Les auteurs se sont livrés à une analyse spectrale par transformée de Fourier, pour y reconnaître la périodicité de la variation du volume des glaces en fonction du temps. Une fonction sinusoïdale n’a qu’une seule période. Une variation peut être périodique sans être sinusoïdale. Elle a alors plusieurs, voire une infinité de périodes. Les calculs de Hays, Imbrie et Shackleton ont mis en évidence plusieurs périodes qui correspondent à celles prédites par la théorie astronomique des climats. Il y a en a deux de 19 000 et 23 000 ans correspondant au paramètre de précession. Plus haut, j’ai dit que la période est de 21 000 ans parce que mon explication était trop simple. Une période de 42 000 ans correspond à l’obliquité. Enfin, une période de 100 000 est liée à l’excentricité.
Le dioxyde de carbone compte aussi
La théorie de Milankovitch est-elle donc prouvée ? Pas tout à fait. Elle doit encore expliquer pourquoi la période du cycle des glaciations est actuellement de 100 000 ans. À la fin du XIXe siècle, elle a été concurrencée par la théorie de l’effet de serre radiatif, mis au point par le chimiste suédois Svante Arrhenius (1859-1927). Il a calculé qu’une baisse de 40 % de la teneur en CO2 atmosphérique provoque une baisse de la température moyenne globale de 5 °C, ce qui est excellent. La mesure de la teneur en CO2 des carottes de glace de l’Antarctique a montré qu’elle oscillait entre 180 ppmv (0,018 %) durant les maximums glaciaires et 280 ppmv durant les périodes interglaciaires.
Les recherches indiquent maintenant que l’océan Austral agit comme un réservoir qui pompe le CO2 atmosphérique durant les glaciations, les accentuant et les rendant mondiales, puis qui le relâche quand elles se terminent. Comme l’ont démontré Jeremy Shakun en 2012 et Frédéric Parrenin en 2013, les températures augmentent dans l’hémisphère Sud et les tropiques plusieurs milliers d’années avant que les calottes laurentide et fennoscandienne ne commencent à fondre. Ceci est très net à la fin de la glaciation de Würm, aussi appelée terminaison I, qui est bien documentée et datée. Les variations des paramètres astronomiques ne déclenchent pas la déglaciation. En 2004, Didier Paillard et Frédéric Parrenin ont supposé que c’est l’arrivée de la calotte glaciaire au bord du plateau continental qui entraîne la libération du CO2 stocké dans l’océan Austral (expliqué en français dans cet article). Cela ne se produit pas avant qu’elle ait atteint une taille critique.

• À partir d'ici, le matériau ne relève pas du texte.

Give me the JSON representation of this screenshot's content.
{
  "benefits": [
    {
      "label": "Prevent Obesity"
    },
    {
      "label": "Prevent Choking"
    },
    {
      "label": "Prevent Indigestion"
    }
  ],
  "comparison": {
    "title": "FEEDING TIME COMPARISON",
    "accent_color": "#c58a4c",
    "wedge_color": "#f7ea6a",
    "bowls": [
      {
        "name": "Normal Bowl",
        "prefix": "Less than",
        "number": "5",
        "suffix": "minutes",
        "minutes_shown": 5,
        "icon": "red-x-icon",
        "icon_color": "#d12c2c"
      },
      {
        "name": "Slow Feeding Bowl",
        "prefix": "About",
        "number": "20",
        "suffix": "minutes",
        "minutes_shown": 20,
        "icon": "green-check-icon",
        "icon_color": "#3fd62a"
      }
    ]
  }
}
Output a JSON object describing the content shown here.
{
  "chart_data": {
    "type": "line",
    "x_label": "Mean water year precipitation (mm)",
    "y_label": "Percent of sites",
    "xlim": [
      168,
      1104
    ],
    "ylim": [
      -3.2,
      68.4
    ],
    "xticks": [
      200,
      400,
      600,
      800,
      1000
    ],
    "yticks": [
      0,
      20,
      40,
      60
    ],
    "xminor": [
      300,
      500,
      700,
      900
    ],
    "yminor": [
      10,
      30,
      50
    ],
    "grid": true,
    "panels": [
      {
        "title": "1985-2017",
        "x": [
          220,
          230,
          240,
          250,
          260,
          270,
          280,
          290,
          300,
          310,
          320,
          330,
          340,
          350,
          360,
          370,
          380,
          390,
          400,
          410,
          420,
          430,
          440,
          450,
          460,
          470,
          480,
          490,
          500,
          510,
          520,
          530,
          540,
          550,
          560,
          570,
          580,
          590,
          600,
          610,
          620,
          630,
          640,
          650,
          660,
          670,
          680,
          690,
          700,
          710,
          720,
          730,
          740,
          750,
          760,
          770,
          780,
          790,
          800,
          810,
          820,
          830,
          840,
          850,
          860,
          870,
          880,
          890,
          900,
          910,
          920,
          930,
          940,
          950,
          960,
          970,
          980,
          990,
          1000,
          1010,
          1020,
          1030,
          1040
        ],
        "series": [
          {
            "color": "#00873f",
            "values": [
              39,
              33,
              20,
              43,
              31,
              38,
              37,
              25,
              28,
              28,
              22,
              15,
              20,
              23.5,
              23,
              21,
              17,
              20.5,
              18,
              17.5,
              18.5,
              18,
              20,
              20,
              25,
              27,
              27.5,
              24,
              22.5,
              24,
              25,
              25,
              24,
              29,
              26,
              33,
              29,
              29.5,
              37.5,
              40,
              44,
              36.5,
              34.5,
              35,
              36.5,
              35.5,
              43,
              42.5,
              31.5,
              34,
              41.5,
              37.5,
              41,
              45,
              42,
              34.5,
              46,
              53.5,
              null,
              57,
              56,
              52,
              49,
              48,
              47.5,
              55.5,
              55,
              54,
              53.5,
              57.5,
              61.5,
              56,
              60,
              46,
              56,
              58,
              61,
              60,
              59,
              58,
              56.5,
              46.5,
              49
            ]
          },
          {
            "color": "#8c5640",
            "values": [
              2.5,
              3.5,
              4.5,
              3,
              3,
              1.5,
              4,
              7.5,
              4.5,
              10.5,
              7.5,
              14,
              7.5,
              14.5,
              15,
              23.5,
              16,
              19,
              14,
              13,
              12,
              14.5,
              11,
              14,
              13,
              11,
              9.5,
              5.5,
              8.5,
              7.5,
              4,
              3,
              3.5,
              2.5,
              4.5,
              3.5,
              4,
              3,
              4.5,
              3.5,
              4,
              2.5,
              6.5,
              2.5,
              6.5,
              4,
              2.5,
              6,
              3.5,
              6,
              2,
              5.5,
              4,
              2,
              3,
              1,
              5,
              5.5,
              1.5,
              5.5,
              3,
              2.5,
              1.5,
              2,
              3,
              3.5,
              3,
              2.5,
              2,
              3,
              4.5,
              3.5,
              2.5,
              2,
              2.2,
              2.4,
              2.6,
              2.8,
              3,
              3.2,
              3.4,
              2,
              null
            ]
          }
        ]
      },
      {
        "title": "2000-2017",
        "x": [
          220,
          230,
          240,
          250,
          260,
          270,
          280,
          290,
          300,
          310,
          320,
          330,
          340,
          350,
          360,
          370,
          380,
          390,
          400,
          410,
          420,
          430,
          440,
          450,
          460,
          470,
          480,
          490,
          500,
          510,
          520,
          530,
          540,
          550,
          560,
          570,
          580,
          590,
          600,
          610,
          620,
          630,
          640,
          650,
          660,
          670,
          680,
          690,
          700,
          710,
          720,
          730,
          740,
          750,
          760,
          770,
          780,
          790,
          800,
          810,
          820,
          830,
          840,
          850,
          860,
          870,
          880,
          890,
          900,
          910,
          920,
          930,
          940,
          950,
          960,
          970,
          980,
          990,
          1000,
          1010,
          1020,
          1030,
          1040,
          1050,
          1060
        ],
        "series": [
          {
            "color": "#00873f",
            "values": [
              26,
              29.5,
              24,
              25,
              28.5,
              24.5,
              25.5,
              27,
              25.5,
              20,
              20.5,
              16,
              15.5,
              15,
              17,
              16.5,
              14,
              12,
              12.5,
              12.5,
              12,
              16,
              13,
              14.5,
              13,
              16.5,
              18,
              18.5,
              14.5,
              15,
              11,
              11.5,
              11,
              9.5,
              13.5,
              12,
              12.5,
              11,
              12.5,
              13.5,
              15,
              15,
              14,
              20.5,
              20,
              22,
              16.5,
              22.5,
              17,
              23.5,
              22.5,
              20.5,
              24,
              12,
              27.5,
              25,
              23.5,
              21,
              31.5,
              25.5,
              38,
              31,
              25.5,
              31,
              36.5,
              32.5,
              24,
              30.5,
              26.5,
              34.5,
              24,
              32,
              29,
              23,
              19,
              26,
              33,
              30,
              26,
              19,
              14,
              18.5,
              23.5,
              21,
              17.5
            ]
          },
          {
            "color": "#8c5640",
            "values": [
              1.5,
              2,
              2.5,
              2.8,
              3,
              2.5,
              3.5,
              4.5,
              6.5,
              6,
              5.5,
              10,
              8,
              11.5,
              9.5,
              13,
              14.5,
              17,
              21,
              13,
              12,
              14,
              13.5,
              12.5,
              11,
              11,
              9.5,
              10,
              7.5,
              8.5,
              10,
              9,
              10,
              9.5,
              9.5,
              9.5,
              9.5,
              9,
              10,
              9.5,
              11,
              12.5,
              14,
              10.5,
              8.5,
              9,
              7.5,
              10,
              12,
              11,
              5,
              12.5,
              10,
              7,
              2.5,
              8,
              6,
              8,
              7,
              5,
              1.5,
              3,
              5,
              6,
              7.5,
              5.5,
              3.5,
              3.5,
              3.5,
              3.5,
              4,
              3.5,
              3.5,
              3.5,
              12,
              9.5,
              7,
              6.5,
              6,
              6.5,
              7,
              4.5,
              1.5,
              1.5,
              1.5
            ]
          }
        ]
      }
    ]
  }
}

En tout cas, c’est la baisse de la concentration du CO2 durant le Cénozoïque (l’ère commencée il y a 66 millions d’années, autrefois dite « tertiaire ») qui est à l’origine du cycle des glaciations, et avant cela, de l’englacement de l’Antarctique puis du Groenland. Les variations des paramètres astronomiques ont toujours existé, mais leurs conséquences ont été jusqu’alors peu visibles. Le passage de la concentration du CO2 sous un seuil critique a déclenché cet englacement périodique de l’Amérique du Nord et de l’Europe.